Le SPLC, basé en Alabama, a été inculpé de fraude électronique, de fraude bancaire et de complot en vue de blanchiment d’argent pour s’être prétendument engagé « dans la promotion active de groupes racistes au moment même où le SPLC dénonçait ces mêmes groupes sur son site web », ont annoncé le procureur général par intérim Todd Blanche et le directeur du FBI Kash Patel le 21 avril.
Patel a affirmé que, loin d’utiliser des espions pour démanteler les groupes haineux, le SPLC leur avait versé plus de 4 millions de dollars pour continuer à promouvoir leurs idéologies, leur fournissant ainsi un prétexte pour rechercher des donateurs et mener des campagnes de lutte. L’organisation à but non lucratif a amassé quelque 800 millions de dollars à cette fin, comme le montrent ses comptes rendus publics.
En 2013, la National Alliance avait pratiquement cessé d’exister. Cette année-là, son président, Erich Gliebe – un ancien boxeur surnommé le Barbare aryen – avait adressé une lettre à ses membres annonçant la fin du programme d’adhésion en septembre, et expliquant que le groupe abandonnait les sections payantes au profit d’une structure basée sur le soutien de donateurs. En moins de dix ans, le nombre d’adhérents s’était effondré, passant de 1 400 à une vingtaine.

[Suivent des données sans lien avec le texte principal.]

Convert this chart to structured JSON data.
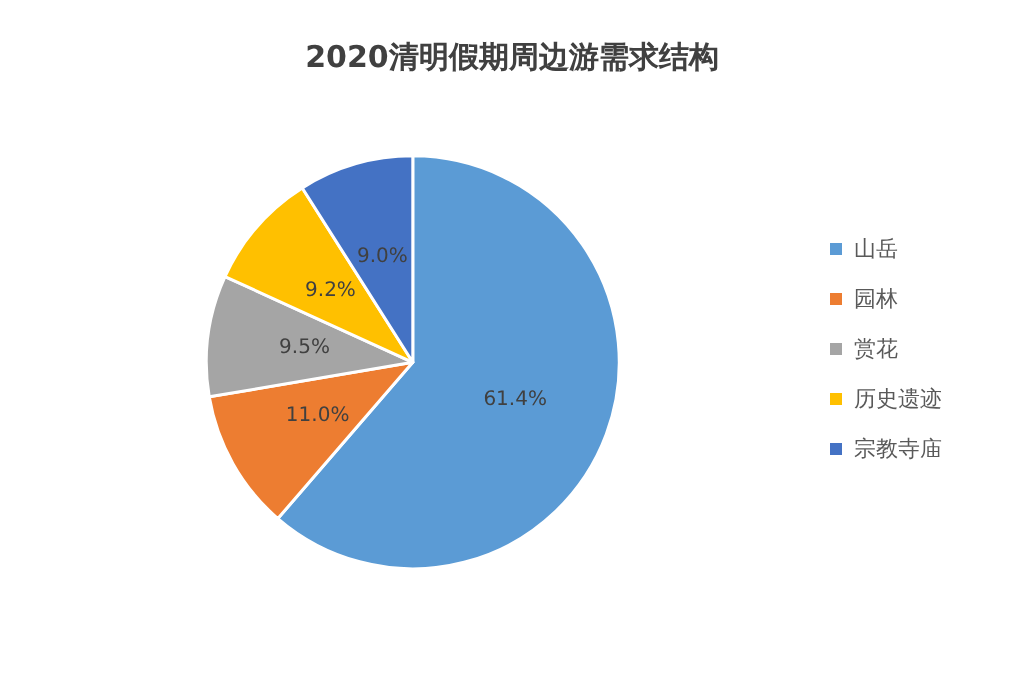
{
  "chart_data": {
    "type": "pie",
    "title": "2020清明假期周边游需求结构",
    "categories": [
      "山岳",
      "园林",
      "赏花",
      "历史遗迹",
      "宗教寺庙"
    ],
    "values": [
      61.4,
      11.0,
      9.5,
      9.2,
      9.0
    ],
    "value_labels": [
      "61.4%",
      "11.0%",
      "9.5%",
      "9.2%",
      "9.0%"
    ],
    "colors": [
      "#5b9bd5",
      "#ed7d31",
      "#a5a5a5",
      "#ffc000",
      "#4472c4"
    ],
    "legend": "right"
  }
}
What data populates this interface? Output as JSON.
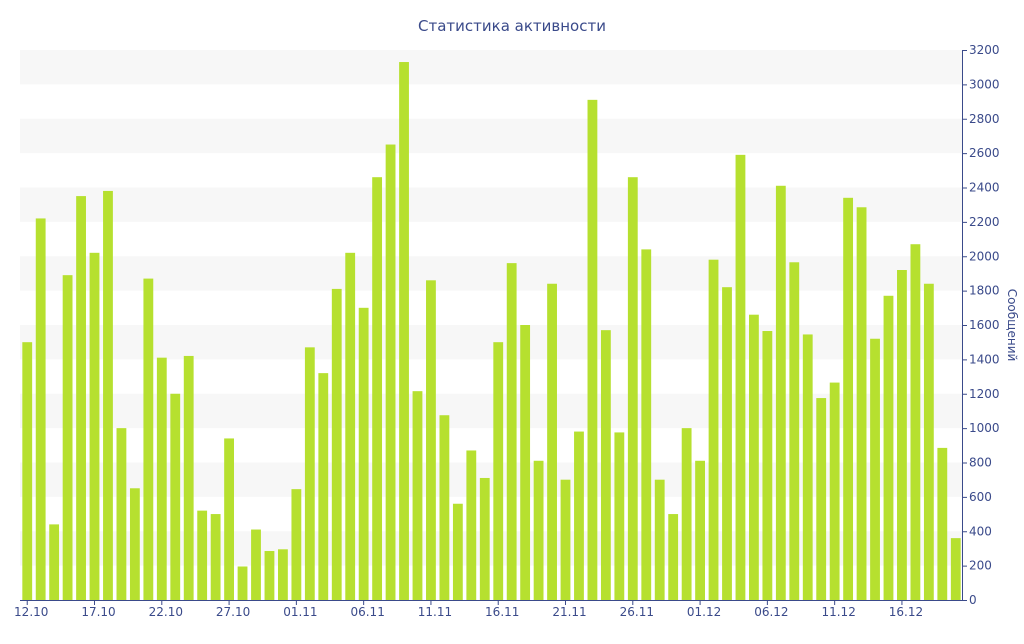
{
  "chart_data": {
    "type": "bar",
    "title": "Статистика активности",
    "xlabel": "",
    "ylabel": "Сообщений",
    "ylim": [
      0,
      3200
    ],
    "yticks": [
      0,
      200,
      400,
      600,
      800,
      1000,
      1200,
      1400,
      1600,
      1800,
      2000,
      2200,
      2400,
      2600,
      2800,
      3000,
      3200
    ],
    "xtick_labels": [
      {
        "index": 0,
        "label": "12.10"
      },
      {
        "index": 5,
        "label": "17.10"
      },
      {
        "index": 10,
        "label": "22.10"
      },
      {
        "index": 15,
        "label": "27.10"
      },
      {
        "index": 20,
        "label": "01.11"
      },
      {
        "index": 25,
        "label": "06.11"
      },
      {
        "index": 30,
        "label": "11.11"
      },
      {
        "index": 35,
        "label": "16.11"
      },
      {
        "index": 40,
        "label": "21.11"
      },
      {
        "index": 45,
        "label": "26.11"
      },
      {
        "index": 50,
        "label": "01.12"
      },
      {
        "index": 55,
        "label": "06.12"
      },
      {
        "index": 60,
        "label": "11.12"
      },
      {
        "index": 65,
        "label": "16.12"
      }
    ],
    "values": [
      1500,
      2220,
      440,
      1890,
      2350,
      2020,
      2380,
      1000,
      650,
      1870,
      1410,
      1200,
      1420,
      520,
      500,
      940,
      195,
      410,
      285,
      295,
      645,
      1470,
      1320,
      1810,
      2020,
      1700,
      2460,
      2650,
      3130,
      1215,
      1860,
      1075,
      560,
      870,
      710,
      1500,
      1960,
      1600,
      810,
      1840,
      700,
      980,
      2910,
      1570,
      975,
      2460,
      2040,
      700,
      500,
      1000,
      810,
      1980,
      1820,
      2590,
      1660,
      1565,
      2410,
      1965,
      1545,
      1175,
      1265,
      2340,
      2285,
      1520,
      1770,
      1920,
      2070,
      1840,
      885,
      360
    ],
    "colors": {
      "bar": "#b6e02f",
      "band": "#f7f7f7",
      "axis": "#3a4a8a",
      "title": "#3a4a8a"
    },
    "grid": "alternating-bands",
    "y_axis_side": "right"
  }
}
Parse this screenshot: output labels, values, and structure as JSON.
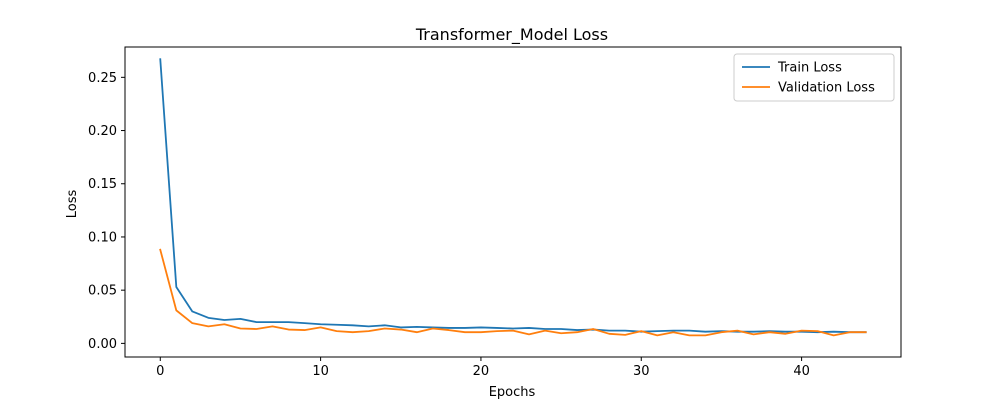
{
  "chart_data": {
    "type": "line",
    "title": "Transformer_Model Loss",
    "xlabel": "Epochs",
    "ylabel": "Loss",
    "xlim": [
      -2.2,
      46.2
    ],
    "ylim": [
      -0.0128,
      0.2785
    ],
    "xticks": [
      0,
      10,
      20,
      30,
      40
    ],
    "yticks": [
      0.0,
      0.05,
      0.1,
      0.15,
      0.2,
      0.25
    ],
    "ytick_labels": [
      "0.00",
      "0.05",
      "0.10",
      "0.15",
      "0.20",
      "0.25"
    ],
    "grid": false,
    "legend_position": "top-right",
    "x": [
      0,
      1,
      2,
      3,
      4,
      5,
      6,
      7,
      8,
      9,
      10,
      11,
      12,
      13,
      14,
      15,
      16,
      17,
      18,
      19,
      20,
      21,
      22,
      23,
      24,
      25,
      26,
      27,
      28,
      29,
      30,
      31,
      32,
      33,
      34,
      35,
      36,
      37,
      38,
      39,
      40,
      41,
      42,
      43,
      44
    ],
    "series": [
      {
        "name": "Train Loss",
        "color": "#1f77b4",
        "values": [
          0.267,
          0.053,
          0.03,
          0.024,
          0.022,
          0.023,
          0.02,
          0.02,
          0.02,
          0.019,
          0.018,
          0.0175,
          0.017,
          0.016,
          0.017,
          0.015,
          0.0155,
          0.015,
          0.0145,
          0.0145,
          0.015,
          0.0145,
          0.014,
          0.0145,
          0.0135,
          0.0135,
          0.0125,
          0.013,
          0.012,
          0.012,
          0.011,
          0.0115,
          0.012,
          0.012,
          0.011,
          0.0115,
          0.011,
          0.011,
          0.0115,
          0.011,
          0.011,
          0.0105,
          0.011,
          0.0105,
          0.0105
        ]
      },
      {
        "name": "Validation Loss",
        "color": "#ff7f0e",
        "values": [
          0.088,
          0.031,
          0.019,
          0.016,
          0.018,
          0.014,
          0.0135,
          0.016,
          0.013,
          0.0125,
          0.015,
          0.0115,
          0.0105,
          0.0115,
          0.014,
          0.013,
          0.0105,
          0.014,
          0.0125,
          0.0105,
          0.0105,
          0.0115,
          0.012,
          0.0085,
          0.012,
          0.0095,
          0.0105,
          0.0135,
          0.009,
          0.008,
          0.0115,
          0.0075,
          0.0105,
          0.0075,
          0.0075,
          0.0105,
          0.012,
          0.0085,
          0.0105,
          0.009,
          0.012,
          0.0115,
          0.0075,
          0.0105,
          0.0105
        ]
      }
    ]
  }
}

Malgré le chaos interne et le déclin, l’année suivante, le SPLC a commencé à renforcer la visibilité publique du groupe, en publiant près d’une douzaine d’articles sur l’organisation.
Les déclarations fiscales consultées par le Washington Post montrent que Beirich gagnait 190 000 dollars par an en salaire et avantages sociaux au sein du SPLC avant son départ.
Beirich a elle-même révélé son nom dans un
article de 2015 publié sur le site web du SPLC, décrivant le transfuge terrifié, détenteur d’une mine d’or de documents, qui s’est réfugié au SPLC pour obtenir de l’aide après avoir été menacé avec une arme par Williams.